Feel free to use the [Documnetaton for Support Vector Classification](https://scikit-learn.org/stable/modules/generated/sklearn.svm.SVC.html)

In [14]:
from sklearn.svm import SVC
classifier = SVC(C = 10.0, kernel = 'rbf',decision_function_shape='ono')
classifier.fit(X_train, y_train)


SVC(C=10.0, break_ties=False, cache_size=200, class_weight=None, coef0=0.0,
    decision_function_shape='ono', degree=3, gamma='scale', kernel='rbf',
    max_iter=-1, probability=False, random_state=None, shrinking=True,
    tol=0.001, verbose=False)

Now lets predict with our test set

In [0]:
y_pred = classifier.predict(X_test)

Its time for evaluating our model.

![](https://www.thinkebiz.net/wp-content/uploads/2018/01/74228032_s.jpg)

---
Lets first predict how our model is fitting for our training set
We use the famous
1.   f1 score
2.   accuracy 
to evaluate the model





In [0]:
from sklearn.metrics import confusion_matrix, accuracy_score, f1_score

In [10]:
acc_train = accuracy_score(y_train, classifier.predict(X_train))
f1_train = f1_score(y_train, classifier.predict(X_train), average= 'weighted')

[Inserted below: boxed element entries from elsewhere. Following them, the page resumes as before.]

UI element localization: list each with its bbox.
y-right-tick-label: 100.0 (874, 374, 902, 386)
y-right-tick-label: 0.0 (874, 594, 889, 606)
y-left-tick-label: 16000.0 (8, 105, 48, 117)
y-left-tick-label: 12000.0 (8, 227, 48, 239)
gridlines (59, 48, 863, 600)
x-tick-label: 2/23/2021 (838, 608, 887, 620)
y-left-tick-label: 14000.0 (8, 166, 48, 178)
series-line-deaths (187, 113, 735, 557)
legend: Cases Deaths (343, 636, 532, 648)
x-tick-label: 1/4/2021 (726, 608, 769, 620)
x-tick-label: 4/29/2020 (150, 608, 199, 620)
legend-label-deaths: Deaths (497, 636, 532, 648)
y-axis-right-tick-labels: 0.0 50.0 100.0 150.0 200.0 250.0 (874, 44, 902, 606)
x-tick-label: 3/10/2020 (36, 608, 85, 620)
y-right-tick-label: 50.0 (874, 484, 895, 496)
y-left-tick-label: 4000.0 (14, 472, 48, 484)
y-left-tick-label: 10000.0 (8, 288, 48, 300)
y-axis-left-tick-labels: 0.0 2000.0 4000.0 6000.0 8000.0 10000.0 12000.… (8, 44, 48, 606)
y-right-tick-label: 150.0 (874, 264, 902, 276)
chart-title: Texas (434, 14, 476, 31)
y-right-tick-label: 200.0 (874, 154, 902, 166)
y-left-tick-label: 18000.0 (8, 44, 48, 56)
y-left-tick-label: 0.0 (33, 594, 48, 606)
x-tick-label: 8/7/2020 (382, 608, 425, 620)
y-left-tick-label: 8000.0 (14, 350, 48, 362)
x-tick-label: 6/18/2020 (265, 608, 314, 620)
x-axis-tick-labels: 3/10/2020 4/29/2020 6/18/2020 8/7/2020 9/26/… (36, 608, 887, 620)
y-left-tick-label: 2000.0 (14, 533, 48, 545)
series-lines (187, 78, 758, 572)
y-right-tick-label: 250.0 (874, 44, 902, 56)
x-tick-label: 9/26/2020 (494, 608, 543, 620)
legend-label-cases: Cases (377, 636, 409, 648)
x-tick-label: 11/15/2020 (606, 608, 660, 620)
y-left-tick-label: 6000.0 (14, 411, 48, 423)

print("Traing set results")
print("ACCURACY ---------------------->",acc_train)
print("F1 SCORE ---------------------->",f1_train)


Traing set results
ACCURACY ----------------------> 0.7573529411764706
F1 SCORE ----------------------> 0.7105043102792938


Now lets see how well is our model. So now lets evaluate with our test set 

In [11]:
acc_test = accuracy_score(y_test, y_pred)
f1_test = f1_score(y_test, y_pred, average= 'weighted')

print("Test set results")
print("ACCURACY ---------------------->",acc_test)
print("F1 SCORE ---------------------->",f1_test)

Test set results
ACCURACY ----------------------> 0.7257142857142858
F1 SCORE ----------------------> 0.6859216878240657


Now lets have our famous Confusion Matrix to visually understand.

In [12]:
cm = confusion_matrix(y_test,y_pred)
print(cm)

[[117  11]
 [ 37  10]]


Our model has worked well with our test set too.
The **accuaracy** and **f1 score** for both test and training set is good.
Its always to put a question and ask to ourselves that is this the best model?

---

Obvisouly not!
We can still achive our accuracy by changing our models, changing the independent variables, change the metrics and so on.
Its great that we have successfully implemented SVM classification with our Liver Disease Dataset.